O ressarcimento alcança diferentes modalidades de aplicações, como contas-correntes, poupança, Certificados de Depósito Bancário (CDBs), Recibos de Depósito Bancário (RDBs), Letras de Crédito Imobiliário (LCIs), Letras de Crédito do Agronegócio (LCAs), Letras de Câmbio (LCDs) e outros produtos financeiros protegidos pelo sistema de garantia. Isso significa que a maioria dos investimentos tradicionais oferecidos pelo banco está coberta, desde que respeitado o limite máximo estabelecido.

Para viabilizar os pagamentos, o FGC disponibilizou uma nova funcionalidade em seu aplicativo para celulares, por meio da qual pessoas físicas credoras do Banco Master, do Master de Investimento e do Letsbank podem concluir a solicitação da garantia. Já as pessoas jurídicas devem realizar o procedimento exclusivamente pelo site da entidade. Após o preenchimento das informações e a assinatura do termo de sub-rogação, o FGC se compromete a efetuar o pagamento em até dois dias úteis.

A sub-rogação é um passo jurídico essencial no processo. Ao receber os valores garantidos, o investidor transfere ao FGC o direito de cobrar posteriormente o banco liquidado na massa falida, dentro do processo de liquidação conduzido pelo Banco Central e pela Justiça. Assim, o fundo passa a ocupar a posição de credor em relação aos valores pagos aos clientes, buscando eventual recuperação de recursos no futuro.

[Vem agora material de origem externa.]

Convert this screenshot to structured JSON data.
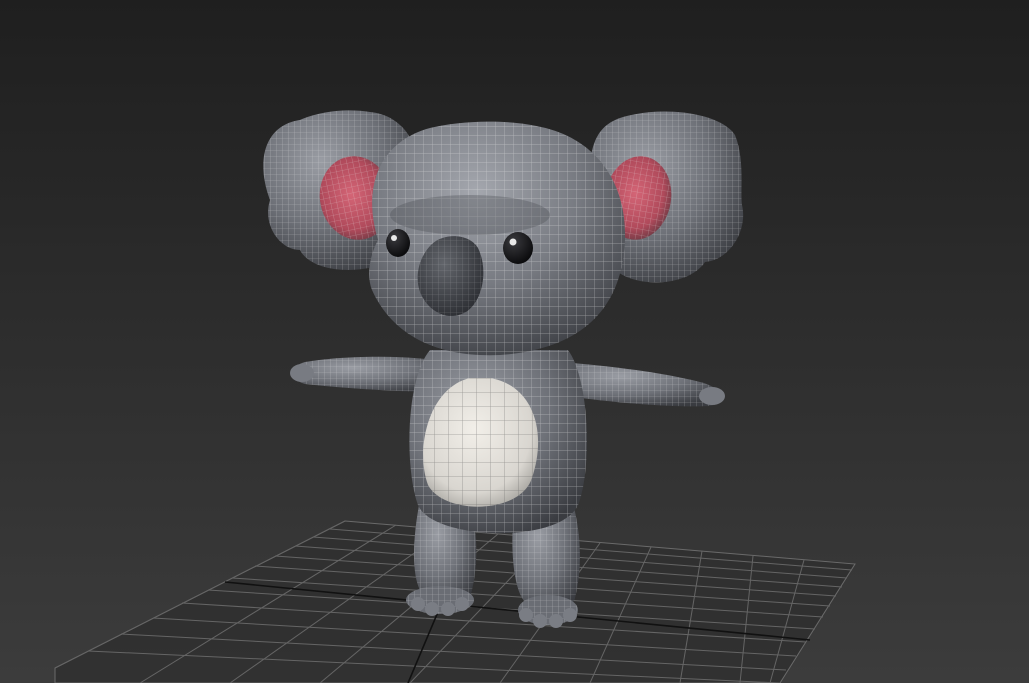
{
  "viewport": {
    "background_top": "#1f1f1f",
    "background_bottom": "#3c3c3c",
    "grid_color": "#6a6a6a",
    "grid_axis_color": "#111111"
  },
  "model": {
    "subject": "koala",
    "body_color": "#6e7178",
    "belly_color": "#e6e3dd",
    "inner_ear_color": "#c05060",
    "nose_color": "#3e4046",
    "wireframe_color": "#e8e8e8"
  }
}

A lista de credores habilitados ao ressarcimento foi consolidada e conferida pelo Banco Central, responsável pela supervisão do sistema financeiro e pela condução do processo de liquidação do Banco Master. Segundo os dados divulgados, cerca de 800 mil clientes devem ser ressarcidos, em um montante total que pode chegar a R$ 40,6 bilhões. O número é inferior às estimativas iniciais, que projetavam até 1,6 milhão de investidores afetados pela quebra da instituição.

O volume financeiro envolvido ilustra a dimensão do colapso do Banco Master e o impacto sistêmico que a liquidação de uma instituição desse porte pode provocar. O acionamento do FGC é justamente um dos mecanismos criados para evitar que situações desse tipo gerem pânico no mercado ou comprometam a confiança no sistema bancário como um todo.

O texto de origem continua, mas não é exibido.